Cristo, fuente de agua viva

















Para el día de hoy (24/03/20): 

Evangelio según San Juan 5, 1-3a. 5-18 







En el día de hoy, la liturgia nos sitúa nuevamente junto al Maestro en la Ciudad Santa. Se trata de la segunda vez que sube, en su ministerio, a Jerusalem: es llamativo que se detenga en cierto sitio de la ciudad y no visite el Templo, cercano e imponente.

La piscina de Betsata o Bethesda tenía cinco pórticos o accesos, y formaba parte de un sistema coordinado de cisternas que proveían miles de litros de agua necesarios para las purificaciones y abluciones relativas al culto del Templo. En el caso específico de Betsata, se lavaban las ovejas previo a su sacrificio ritual en el altar del Templo, y por ello la piscina tenía fama de poseer en sus aguas virtudes santas de curación. Así entonces, llevaban a esa piscina a los enfermos y especialmente a los inválidos tratando de lograr su sanación.

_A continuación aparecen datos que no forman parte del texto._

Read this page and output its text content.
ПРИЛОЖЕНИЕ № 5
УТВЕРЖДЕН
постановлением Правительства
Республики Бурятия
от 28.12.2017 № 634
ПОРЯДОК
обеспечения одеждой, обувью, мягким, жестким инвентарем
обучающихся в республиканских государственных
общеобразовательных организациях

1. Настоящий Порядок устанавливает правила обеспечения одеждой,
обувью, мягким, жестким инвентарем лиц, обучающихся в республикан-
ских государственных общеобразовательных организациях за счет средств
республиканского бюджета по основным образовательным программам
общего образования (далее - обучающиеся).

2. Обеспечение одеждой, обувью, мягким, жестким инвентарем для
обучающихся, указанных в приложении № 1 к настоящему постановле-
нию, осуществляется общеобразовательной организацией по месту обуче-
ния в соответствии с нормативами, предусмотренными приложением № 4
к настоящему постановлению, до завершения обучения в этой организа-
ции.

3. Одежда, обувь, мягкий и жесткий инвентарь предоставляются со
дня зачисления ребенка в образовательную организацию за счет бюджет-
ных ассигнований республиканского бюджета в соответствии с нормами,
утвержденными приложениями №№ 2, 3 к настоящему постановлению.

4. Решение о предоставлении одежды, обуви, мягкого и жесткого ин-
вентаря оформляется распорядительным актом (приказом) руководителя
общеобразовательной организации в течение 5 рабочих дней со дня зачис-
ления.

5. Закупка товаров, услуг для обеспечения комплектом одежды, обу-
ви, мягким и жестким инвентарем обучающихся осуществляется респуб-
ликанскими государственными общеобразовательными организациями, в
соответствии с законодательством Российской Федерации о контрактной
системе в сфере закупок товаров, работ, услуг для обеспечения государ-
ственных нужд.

Es llamativo: Bethesda significa, literalmente, casa de misericordia. En cercanías de ella, los rabinos enseñaban la Ley a su grupo selecto de estudiantes, y la contraposición es demoledora: de un lado se enseña la religión, mientras que a pocos pasos una multitud de enfermos, ciegos, lisiados, aguardaban la acción milagrosa de esas aguas. Parece una sala de emergencias o un hospicio de heridos de guerra que nadie atiende, abandonados a su suerte, la maldición de acostumbrarse al dolor y a los pesares como algo usual, la resignación, el abdicar de cualquier esperanza, el bajarse varios escalones en humanidad.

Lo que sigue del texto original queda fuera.